Üretimde yeni teknolojilere önem verdiklerini belirten Damla Güzelsoy, “Nem, ısı gibi ağaç ve toprak için önemli olan değerleri gösteren, bize bilgi veren sensörler kullanıyoruz. Bu değerleri takip ederek, gerekli sulama ve gübrelemeleri yapıyoruz. Veri toplayan sistemler sayesinde tarımda otomasyon olanaklarını etkin olarak kullanıyoruz. Yeni teknolojileri takip edip çalışmalarımıza entegre ediyoruz” dedi.
Kesim ve budama gibi dönemlerde işçilerin denetimi, kalite kontrolü gibi görevler üstlendiğini anlatan Güzelsoy, “Tarım uzmanlık gerektiren bir alan olduğundan bilgi açığımı gidermek için çalışıyorum. Çevremde sadece ziraat mühendisleri yok, sahada geleneksel yöntemlerle bu işi yapan çok sayıda insan var ve onlardan da işin nasıl yapıldığını öğreniyorum” diye konuştu.
“Çizmeleri ayağıma geçirip toprakla uğraşmaya başladım”
Bir diğer genç kadın çiftçi Defne Ayşen Şen de 24 yaşında ve o da doktor bir babanın kızı. Yeditepe Üniversitesi Hukuk Fakültesi’nden mezun olan Şen, tarımda çalışmaya sonradan karar vermiş. “Benim planlarımda aslında tarımla uğraşmak yoktu” diyen Şen, şöyle konuştu: “Başarılı bir öğrenciydim. Babam gibi doktor olmak istiyordum ancak babam hukuk okumamı önerdi, tavsiyesine uydum. Üniversiteden 2021’de mezun oldum, bir yıl avukat olarak çalıştım, sonra ailemin bahçelerinde tarım yapmaya geldim. Radikal bir değişim oldu benim için.

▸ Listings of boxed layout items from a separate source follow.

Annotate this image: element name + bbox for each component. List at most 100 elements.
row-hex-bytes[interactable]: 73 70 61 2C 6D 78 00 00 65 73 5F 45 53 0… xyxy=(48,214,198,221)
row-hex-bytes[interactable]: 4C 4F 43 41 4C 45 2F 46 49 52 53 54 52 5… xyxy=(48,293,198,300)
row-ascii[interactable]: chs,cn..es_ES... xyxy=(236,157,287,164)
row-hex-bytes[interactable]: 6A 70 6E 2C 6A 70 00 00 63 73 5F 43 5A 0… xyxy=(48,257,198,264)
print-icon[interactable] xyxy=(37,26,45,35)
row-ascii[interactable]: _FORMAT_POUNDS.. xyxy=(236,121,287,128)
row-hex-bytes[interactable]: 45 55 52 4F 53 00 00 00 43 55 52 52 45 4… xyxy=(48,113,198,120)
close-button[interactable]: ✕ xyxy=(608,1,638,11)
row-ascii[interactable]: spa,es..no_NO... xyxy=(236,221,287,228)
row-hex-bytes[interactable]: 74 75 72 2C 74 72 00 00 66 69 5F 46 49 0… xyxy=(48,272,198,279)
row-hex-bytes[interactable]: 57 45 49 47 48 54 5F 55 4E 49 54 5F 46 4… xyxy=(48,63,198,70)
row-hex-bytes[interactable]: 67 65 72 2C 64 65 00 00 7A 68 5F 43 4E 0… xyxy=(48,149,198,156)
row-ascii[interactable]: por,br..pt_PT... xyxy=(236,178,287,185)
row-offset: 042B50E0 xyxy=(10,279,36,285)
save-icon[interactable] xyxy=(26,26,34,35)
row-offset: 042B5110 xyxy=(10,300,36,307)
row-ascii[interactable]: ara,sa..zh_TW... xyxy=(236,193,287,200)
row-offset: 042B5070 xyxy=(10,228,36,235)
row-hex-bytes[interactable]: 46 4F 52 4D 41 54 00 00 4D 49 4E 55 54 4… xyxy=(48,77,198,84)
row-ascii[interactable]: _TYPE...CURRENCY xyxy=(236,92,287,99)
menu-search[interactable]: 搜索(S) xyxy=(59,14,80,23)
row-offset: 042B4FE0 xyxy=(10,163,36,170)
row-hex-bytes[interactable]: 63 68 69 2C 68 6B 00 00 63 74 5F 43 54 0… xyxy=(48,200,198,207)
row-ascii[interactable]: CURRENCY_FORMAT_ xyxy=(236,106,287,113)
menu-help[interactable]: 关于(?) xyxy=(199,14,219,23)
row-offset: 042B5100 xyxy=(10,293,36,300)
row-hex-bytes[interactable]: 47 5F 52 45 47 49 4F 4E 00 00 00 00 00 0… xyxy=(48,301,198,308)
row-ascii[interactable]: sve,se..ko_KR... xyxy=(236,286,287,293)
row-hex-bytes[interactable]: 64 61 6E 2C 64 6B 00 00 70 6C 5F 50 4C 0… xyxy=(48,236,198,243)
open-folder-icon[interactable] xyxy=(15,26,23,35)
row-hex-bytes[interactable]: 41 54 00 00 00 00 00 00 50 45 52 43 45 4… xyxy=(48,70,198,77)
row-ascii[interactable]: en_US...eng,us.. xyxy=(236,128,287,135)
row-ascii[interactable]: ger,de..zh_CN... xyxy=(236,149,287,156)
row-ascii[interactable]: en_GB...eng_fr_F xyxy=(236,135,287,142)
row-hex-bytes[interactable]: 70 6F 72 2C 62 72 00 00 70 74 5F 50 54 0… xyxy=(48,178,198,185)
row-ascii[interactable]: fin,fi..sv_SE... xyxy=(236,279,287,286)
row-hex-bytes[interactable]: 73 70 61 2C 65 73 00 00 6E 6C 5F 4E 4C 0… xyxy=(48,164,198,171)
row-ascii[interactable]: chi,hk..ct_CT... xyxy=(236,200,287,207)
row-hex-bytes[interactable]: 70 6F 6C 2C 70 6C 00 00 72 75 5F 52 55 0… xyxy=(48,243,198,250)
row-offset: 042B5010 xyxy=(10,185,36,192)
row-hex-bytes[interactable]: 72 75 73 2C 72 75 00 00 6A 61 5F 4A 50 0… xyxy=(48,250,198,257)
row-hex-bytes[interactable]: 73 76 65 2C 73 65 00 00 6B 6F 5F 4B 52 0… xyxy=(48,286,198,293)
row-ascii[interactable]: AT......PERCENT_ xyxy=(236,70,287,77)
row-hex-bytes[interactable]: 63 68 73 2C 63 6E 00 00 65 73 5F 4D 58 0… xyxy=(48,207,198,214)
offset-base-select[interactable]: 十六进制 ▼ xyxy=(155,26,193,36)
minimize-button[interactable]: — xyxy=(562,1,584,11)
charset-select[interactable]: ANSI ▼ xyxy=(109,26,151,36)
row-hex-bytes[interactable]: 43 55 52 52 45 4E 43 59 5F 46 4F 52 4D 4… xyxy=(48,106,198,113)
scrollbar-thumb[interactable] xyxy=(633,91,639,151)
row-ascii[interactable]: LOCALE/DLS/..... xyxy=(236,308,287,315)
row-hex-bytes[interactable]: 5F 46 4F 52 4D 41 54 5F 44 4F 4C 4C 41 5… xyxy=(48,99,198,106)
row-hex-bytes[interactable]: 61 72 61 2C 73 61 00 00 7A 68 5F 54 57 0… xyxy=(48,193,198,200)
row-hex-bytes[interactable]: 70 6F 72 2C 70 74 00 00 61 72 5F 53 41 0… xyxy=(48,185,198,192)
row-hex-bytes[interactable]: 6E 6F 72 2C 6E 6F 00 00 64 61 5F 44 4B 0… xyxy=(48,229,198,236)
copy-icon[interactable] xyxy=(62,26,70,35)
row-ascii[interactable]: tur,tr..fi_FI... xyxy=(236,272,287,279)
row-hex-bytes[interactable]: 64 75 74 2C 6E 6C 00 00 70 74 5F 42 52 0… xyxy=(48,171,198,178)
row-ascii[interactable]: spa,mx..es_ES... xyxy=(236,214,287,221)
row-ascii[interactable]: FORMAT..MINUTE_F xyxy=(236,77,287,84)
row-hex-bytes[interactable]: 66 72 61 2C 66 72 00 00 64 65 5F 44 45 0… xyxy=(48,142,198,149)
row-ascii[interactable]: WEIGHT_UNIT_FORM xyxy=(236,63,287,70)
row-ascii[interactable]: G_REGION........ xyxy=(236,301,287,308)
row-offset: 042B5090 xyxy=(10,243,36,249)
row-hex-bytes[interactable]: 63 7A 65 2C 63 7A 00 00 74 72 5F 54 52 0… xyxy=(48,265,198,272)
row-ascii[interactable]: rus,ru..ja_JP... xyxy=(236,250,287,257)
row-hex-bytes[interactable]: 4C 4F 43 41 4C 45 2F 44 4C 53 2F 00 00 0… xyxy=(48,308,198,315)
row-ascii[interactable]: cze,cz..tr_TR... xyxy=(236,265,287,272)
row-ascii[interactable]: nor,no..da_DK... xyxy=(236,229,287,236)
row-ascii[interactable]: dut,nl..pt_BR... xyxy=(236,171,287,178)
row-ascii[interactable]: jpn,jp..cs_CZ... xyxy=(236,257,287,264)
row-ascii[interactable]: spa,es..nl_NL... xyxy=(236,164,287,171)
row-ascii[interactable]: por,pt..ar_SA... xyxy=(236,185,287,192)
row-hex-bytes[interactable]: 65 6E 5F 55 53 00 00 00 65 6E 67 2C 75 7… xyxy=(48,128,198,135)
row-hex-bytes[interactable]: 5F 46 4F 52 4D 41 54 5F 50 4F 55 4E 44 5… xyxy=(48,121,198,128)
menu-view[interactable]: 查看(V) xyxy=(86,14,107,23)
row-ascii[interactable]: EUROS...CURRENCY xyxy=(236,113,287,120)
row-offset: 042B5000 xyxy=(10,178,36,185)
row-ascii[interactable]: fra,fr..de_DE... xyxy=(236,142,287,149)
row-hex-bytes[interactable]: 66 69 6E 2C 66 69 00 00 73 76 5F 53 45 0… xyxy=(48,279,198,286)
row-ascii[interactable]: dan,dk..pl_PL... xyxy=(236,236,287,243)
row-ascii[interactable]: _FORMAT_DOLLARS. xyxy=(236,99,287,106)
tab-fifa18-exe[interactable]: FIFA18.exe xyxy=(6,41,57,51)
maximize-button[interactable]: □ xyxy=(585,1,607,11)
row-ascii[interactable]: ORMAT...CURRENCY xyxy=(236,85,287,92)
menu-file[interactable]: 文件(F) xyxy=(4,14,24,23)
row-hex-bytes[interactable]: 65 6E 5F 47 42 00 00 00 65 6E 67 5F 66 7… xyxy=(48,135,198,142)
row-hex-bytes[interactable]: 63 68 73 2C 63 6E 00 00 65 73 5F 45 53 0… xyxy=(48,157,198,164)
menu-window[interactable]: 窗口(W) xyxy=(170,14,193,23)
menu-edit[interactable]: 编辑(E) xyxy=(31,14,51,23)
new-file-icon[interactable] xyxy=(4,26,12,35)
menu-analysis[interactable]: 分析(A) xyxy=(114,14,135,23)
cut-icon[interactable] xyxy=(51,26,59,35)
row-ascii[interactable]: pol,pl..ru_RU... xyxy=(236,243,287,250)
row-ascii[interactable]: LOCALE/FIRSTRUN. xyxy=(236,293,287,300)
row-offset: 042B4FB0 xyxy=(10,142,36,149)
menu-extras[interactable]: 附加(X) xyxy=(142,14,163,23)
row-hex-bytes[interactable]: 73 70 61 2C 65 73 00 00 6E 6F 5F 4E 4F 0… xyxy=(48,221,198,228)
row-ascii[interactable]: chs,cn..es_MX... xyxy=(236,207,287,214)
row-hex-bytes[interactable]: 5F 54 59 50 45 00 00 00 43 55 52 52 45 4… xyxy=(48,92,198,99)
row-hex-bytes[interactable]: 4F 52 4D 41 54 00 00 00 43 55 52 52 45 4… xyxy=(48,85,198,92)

Başlarda şüphelerim vardı, çünkü çok farklı iki sektör. Şık giyindiğim, toplantılara katıldığım bir ortamdan, çizmeleri ayağıma geçirip, toprakla uğraştığım bir sektöre geçiş yaptım.”
Narenciye ürünleri ve şeftali gibi sert çekirdekli meyveler yetiştirdiklerini, ayrıca hurma da ektiklerini anlatan Şen, “Babam 12 yıldır bu işin içinde. Doktorluğa da devam ediyor. Ben geldikten sonra artık işi yavaş yavaş öğrendiğim için işleri ben yönetiyorum. Tarımın insan hayatı ile sürdürülebilir bir yaşamla ne kadar iç içe olduğunu öğrendim. İstanbul’daki koşturmacadan, sürekli tüketimdense, daha yavaş bir hayata ve üretim ortamına gelmek, bana çok fazla şey kazandırdı” dedi.